Google, al contrario, non ha mai promesso una relazione. Ha puntato sull’infrastruttura, sui chip proprietari, su una ricerca che procede per accumulo e su un ecosistema che può permettersi di aspettare. OpenAI invece quell’identità l’ha costruita proprio sull’esperienza, e ora, a sentire Sam, il caro Sam, sembra impegnata a renderla sempre più cauta, sempre più formale, sempre più simile a ciò che avrebbe dovuto superare.

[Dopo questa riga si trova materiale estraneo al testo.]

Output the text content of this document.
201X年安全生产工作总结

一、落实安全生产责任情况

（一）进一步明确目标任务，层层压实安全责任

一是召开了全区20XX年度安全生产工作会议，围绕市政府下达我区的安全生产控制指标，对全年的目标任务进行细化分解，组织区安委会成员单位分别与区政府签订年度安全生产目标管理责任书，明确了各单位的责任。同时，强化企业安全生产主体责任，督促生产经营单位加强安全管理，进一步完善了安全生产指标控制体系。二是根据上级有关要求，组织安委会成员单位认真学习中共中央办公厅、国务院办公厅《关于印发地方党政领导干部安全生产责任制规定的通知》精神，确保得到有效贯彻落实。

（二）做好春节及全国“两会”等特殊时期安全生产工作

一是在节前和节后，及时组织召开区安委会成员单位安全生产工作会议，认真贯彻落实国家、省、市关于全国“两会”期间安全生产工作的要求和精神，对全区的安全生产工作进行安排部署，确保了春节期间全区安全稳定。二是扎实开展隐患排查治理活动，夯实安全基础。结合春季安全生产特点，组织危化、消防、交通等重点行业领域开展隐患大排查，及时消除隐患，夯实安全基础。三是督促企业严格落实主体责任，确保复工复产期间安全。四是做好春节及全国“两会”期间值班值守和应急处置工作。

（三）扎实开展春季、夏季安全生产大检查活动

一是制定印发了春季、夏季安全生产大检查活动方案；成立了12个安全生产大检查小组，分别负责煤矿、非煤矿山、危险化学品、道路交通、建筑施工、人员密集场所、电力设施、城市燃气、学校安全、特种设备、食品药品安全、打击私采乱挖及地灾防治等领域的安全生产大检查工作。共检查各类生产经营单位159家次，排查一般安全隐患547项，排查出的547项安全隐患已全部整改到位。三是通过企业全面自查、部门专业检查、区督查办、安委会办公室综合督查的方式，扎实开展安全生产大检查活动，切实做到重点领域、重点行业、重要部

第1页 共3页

Pensate a Apple: ci è già passata. Non è rimasta indietro perché non fosse capace di fare di meglio, è rimasta indietro perché ha confuso la sicurezza con l’immobilità, scegliendo un assistente che non potesse mai sbagliare invece di uno che potesse davvero capire. Il risultato è Siri, che oggi sembra una novantenne con l’Alzheimer che ogni tanto si sveglia e ti dice “Non so se ho capito bene”. Non vorrei che da ora in avanti ogni aggiornamento venisse pensato prima per non creare problemi, e solo dopo per creare valore, per da quello che dice Sam stiamo andando verso la sirizzazione di ChatGPT.
Provaci ancora Sam, davvero, e se ti fai spaventare da Google, se provi insicurezza di fronte alla competizione sfrenata e vertiginosa, guardati il film di Woody Allen e immedesimati nell’Humphrey Bogart dell’AI, fumati una sigaretta, e non lobotomizzare ChatGPT.